He's full of sh*t. Nobody is out of your league. But if you think it, it will become a self fufilling prophecy, she will sense it subconsciously and reject you. We share our emotions and influence others subconsciously all day. You walk in a room joking and laughing, being sociable, and pretty much anyone you meet will vibe off you. If you're moody and sad, people won't want to talk to you because you'll bring them down.
Same with a hundred other moods. Including being horny. As long as you don't break any social taboos, that rubs off on girls too.
If you walk up to her feeling like you deserve her, that she fancies you, then your approach and conversation will reflect your image of yourself, she will pick up on it, and likely find it attractive.
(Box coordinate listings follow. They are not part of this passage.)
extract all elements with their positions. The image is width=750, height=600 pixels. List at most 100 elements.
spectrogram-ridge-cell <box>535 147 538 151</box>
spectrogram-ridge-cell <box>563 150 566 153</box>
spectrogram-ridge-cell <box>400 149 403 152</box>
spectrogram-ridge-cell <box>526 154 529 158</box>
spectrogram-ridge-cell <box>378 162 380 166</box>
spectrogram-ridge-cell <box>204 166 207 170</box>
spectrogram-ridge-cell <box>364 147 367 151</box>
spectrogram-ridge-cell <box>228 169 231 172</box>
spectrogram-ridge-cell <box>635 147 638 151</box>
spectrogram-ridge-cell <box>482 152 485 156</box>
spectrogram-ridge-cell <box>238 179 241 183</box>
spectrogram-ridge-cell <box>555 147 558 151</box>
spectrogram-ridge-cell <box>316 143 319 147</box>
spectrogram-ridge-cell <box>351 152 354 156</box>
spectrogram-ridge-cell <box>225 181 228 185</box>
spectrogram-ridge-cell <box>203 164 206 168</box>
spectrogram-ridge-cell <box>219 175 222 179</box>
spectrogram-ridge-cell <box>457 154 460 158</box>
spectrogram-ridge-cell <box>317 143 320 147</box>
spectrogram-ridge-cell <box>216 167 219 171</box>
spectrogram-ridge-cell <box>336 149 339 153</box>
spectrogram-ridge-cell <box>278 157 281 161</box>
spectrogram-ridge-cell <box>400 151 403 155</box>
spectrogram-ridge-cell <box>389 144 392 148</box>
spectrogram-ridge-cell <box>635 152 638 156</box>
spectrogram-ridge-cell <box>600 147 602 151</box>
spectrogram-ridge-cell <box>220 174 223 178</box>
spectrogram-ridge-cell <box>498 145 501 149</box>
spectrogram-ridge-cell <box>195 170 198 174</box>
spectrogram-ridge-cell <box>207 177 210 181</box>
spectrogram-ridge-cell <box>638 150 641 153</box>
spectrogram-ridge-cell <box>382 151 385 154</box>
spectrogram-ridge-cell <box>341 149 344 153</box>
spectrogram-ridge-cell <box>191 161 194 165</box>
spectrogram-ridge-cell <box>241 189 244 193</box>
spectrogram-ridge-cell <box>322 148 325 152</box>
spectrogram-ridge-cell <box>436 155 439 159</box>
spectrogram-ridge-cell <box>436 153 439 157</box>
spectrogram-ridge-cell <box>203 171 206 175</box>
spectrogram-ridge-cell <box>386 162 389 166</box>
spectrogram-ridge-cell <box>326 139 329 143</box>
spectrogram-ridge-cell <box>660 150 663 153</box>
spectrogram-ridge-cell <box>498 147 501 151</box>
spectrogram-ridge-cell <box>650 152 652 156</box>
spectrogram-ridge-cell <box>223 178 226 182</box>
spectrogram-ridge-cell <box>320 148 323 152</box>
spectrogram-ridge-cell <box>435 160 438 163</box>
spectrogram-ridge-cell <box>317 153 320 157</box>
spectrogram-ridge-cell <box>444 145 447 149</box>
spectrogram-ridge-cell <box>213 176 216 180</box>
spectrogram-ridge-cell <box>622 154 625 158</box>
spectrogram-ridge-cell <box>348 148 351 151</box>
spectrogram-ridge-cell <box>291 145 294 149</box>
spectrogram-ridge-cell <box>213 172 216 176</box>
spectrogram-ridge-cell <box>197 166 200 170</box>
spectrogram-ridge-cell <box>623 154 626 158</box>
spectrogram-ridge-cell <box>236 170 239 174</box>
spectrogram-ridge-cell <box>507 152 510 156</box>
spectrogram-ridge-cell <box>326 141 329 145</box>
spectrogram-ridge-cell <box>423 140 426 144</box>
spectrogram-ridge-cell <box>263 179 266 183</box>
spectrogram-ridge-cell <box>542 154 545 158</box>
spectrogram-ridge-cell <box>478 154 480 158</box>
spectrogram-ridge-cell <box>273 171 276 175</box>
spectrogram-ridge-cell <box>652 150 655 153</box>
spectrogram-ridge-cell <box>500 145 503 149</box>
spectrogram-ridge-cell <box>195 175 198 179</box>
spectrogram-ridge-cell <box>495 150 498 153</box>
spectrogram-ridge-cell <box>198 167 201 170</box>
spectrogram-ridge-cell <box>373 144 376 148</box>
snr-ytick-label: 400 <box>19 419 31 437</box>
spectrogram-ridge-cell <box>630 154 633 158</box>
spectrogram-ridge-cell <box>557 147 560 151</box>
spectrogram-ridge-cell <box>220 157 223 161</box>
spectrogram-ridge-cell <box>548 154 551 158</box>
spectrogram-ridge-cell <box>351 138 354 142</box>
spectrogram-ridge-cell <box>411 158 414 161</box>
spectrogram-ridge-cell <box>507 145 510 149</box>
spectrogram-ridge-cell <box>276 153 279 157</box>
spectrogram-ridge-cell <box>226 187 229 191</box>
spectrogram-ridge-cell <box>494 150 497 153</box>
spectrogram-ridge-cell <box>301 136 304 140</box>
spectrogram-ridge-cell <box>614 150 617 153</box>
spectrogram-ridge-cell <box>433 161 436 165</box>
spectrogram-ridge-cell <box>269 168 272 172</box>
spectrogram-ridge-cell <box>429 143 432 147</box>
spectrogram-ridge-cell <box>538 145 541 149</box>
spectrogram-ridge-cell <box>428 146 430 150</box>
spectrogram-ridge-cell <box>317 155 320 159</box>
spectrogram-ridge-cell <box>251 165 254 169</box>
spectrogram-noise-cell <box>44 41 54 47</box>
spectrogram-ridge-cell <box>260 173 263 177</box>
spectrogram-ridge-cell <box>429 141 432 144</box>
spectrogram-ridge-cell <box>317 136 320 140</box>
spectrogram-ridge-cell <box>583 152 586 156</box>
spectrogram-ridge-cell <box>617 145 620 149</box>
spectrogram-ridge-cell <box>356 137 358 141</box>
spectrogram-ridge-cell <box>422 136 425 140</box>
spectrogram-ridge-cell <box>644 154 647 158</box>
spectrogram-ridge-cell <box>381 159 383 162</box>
Whether that's enough on its own, who can say. But I can tell you that if you're buckling up internally, putting her on a pedestal, making a big deal of every interaction, feeling like she'll almost certainly reject you because you're not good enough for her, then she will also pick up on this, find it unattractive ...
... and then the only way she'll give you a chance is if you can give her something unique that she wants... like a fast car, hard drugs, or an enormous cock.
And that second place is a pretty depressing way to see your interactions with women, right? It's also, I believe, the way many many men do feel.. I mean look on this site how many guys are paranoid if their cock is big enough. Because they think it matters. They maybe think that this is all they can offer a girl. That it's a replacement for genuine attraction, since they couldn't possibly achieve that.
Now if you allow yourself to be in that second place then yes, she will be out of your league. But do you see what I'm saying here, she's not emprically out of your league, just like any other girl, because of any reason other than your own image of yourself.
I am an average looking guy I guess. Not deformed, but no supermodel either. According to typical ideas of "good looks" I'm tall, which is good, but quite skinny which isn't. I'm blonde, which is good, but quite pale and can't tan, which isn't. I wash and smell nice, which is good, but my teeth aren't great, kind of off colour from smoking and coffee, which isn't. But when I talk to women I believe that I am attractive to them, and you know what, I've been told a lot more often since taking that view. I know I am a good lover, and I know I can show any woman who wants to find out an amazing time they won't forget. I might not be their biggest (unlikely) or their best, but she'll remember, and want more. I don't say this to people I meet, but I believe it.
When you believe in yourself it shows, and it makes people you talk to curious as to what's so good. Your self image is the only thing that holds you back.
Furthemore, when you believe in yourself, you don't fall into honey pot traps like this so easily either, because you know you can get other, maybe better opportunities elsewhere if it doesn't work out. And if you believe that when talking to a woman, so will she. And crucially, you will.
Ryan, this isn't all necessarily directed at you, I just kept rambling ... I do that ... but I thought it was worth posting it all anyway.